Bitcoin Network Requires 72% Subsea Cable Collapse Before Experiencing Disruption, Research Reveals
The cryptocurrency maintains robust defenses against accidental undersea internet cable disruptions, yet remains exposed to deliberate, coordinated attacks, a Cambridge University study reveals using over a decade of network analysis.

A minimum of approximately three-quarters of the world's submarine fibre optic internet infrastructure (responsible for transmitting roughly 99% of cross-border internet communications) would require simultaneous failure before Bitcoin experiences meaningful operational disruption, new research published this year indicates.
According to research initially made public in February with final revisions completed on March 12, Cambridge Centre for Alternative Finance investigators Wenbin Wu and Alexander Neumueller utilized peer-to-peer network information spanning from 2014 through 2025, alongside 68 confirmed cable malfunction incidents, implementing a country-level cascade framework to assess Bitcoin's physical infrastructure robustness.
The authors characterize this work as the inaugural long-term investigation into Bitcoin's capacity to withstand submarine cable disruptions, providing crucial insights into the persistent question surrounding Bitcoin's operational continuity during widespread internet infrastructure breakdowns.
Wu and Neumueller's analysis determined that the critical breakdown point for arbitrary cable elimination ranges from 0.72 to 0.92, indicating that between 72% and 92% of all cross-border submarine communications cables must experience simultaneous failure prior to exceeding a 10% network node disconnection rate.
Nevertheless, the Bitcoin infrastructure demonstrated heightened susceptibility to deliberate assaults on specific submarine cable bottlenecks, with the research team describing such targeted disruption as "order of magnitude more effective," exhibiting a critical breakdown point ranging from 0.05 to 0.20.
Tor routing provides greater resilience
The investigation additionally determined that Tor (The Onion Router) "creates a compound barrier to disruption," particularly considering the present-day geographic distribution of relay nodes predominantly situated in highly-connected European nations.
Tor functions comparably to VPNs (virtual private networks), redirecting internet communications through a network of volunteer-operated servers distributed globally, encasing each connection segment within encryption layers for anonymity, resembling the multiple layers characteristic of an onion.
The Bitcoin infrastructure leverages Tor technology to mask node identities, effectively concealing their geographical positions.
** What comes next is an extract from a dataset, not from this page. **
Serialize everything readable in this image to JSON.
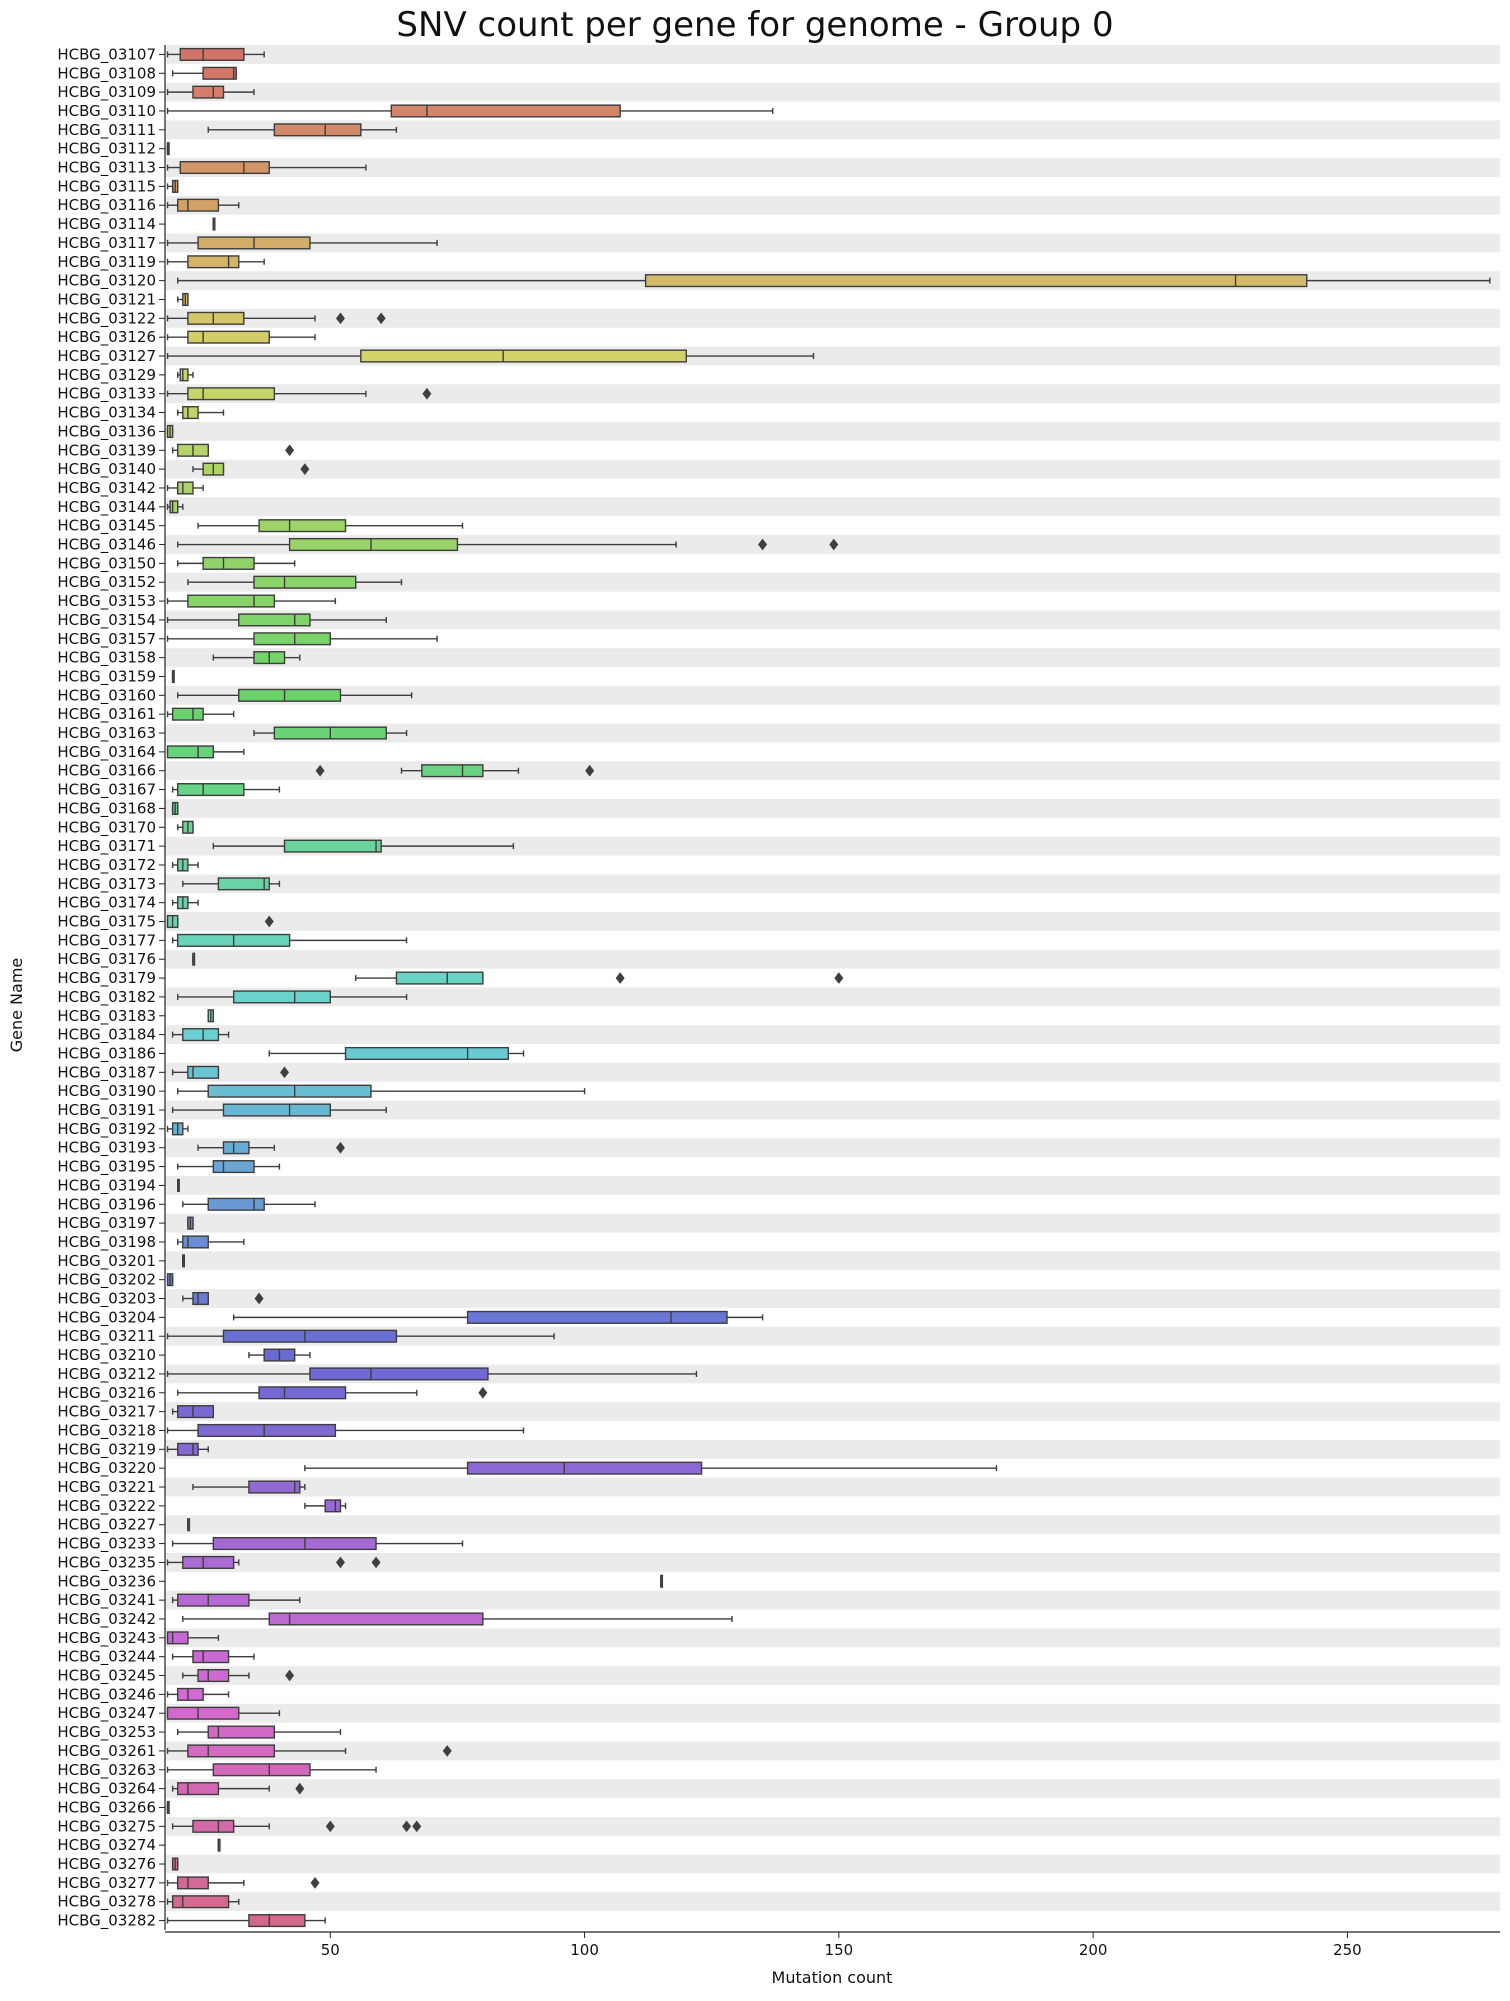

The research paper disclosed that 64% of Bitcoin network nodes remain effectively "invisible" to academic investigators.
"Tor adoption increases resilience under current relay geography rather than introducing hidden fragility," it stated.
The enhanced protection stems from Tor relay infrastructure being predominantly positioned in Germany, France, and the Netherlands — nations possessing comprehensive and duplicative submarine cable networks — resulting in cable disruptions infrequently compromising relay operational capacity.
Near-zero correlation between cable events and BTC price
Wu and Neumueller's findings established that 87% of the 68 documented historical submarine cable disruption incidents generated less than 5% node disruption, while cable malfunction occurrences demonstrated virtually zero statistical relationship with Bitcoin (BTC) market valuations, reflected in a statistically negligible correlation coefficient measurement of −0.02.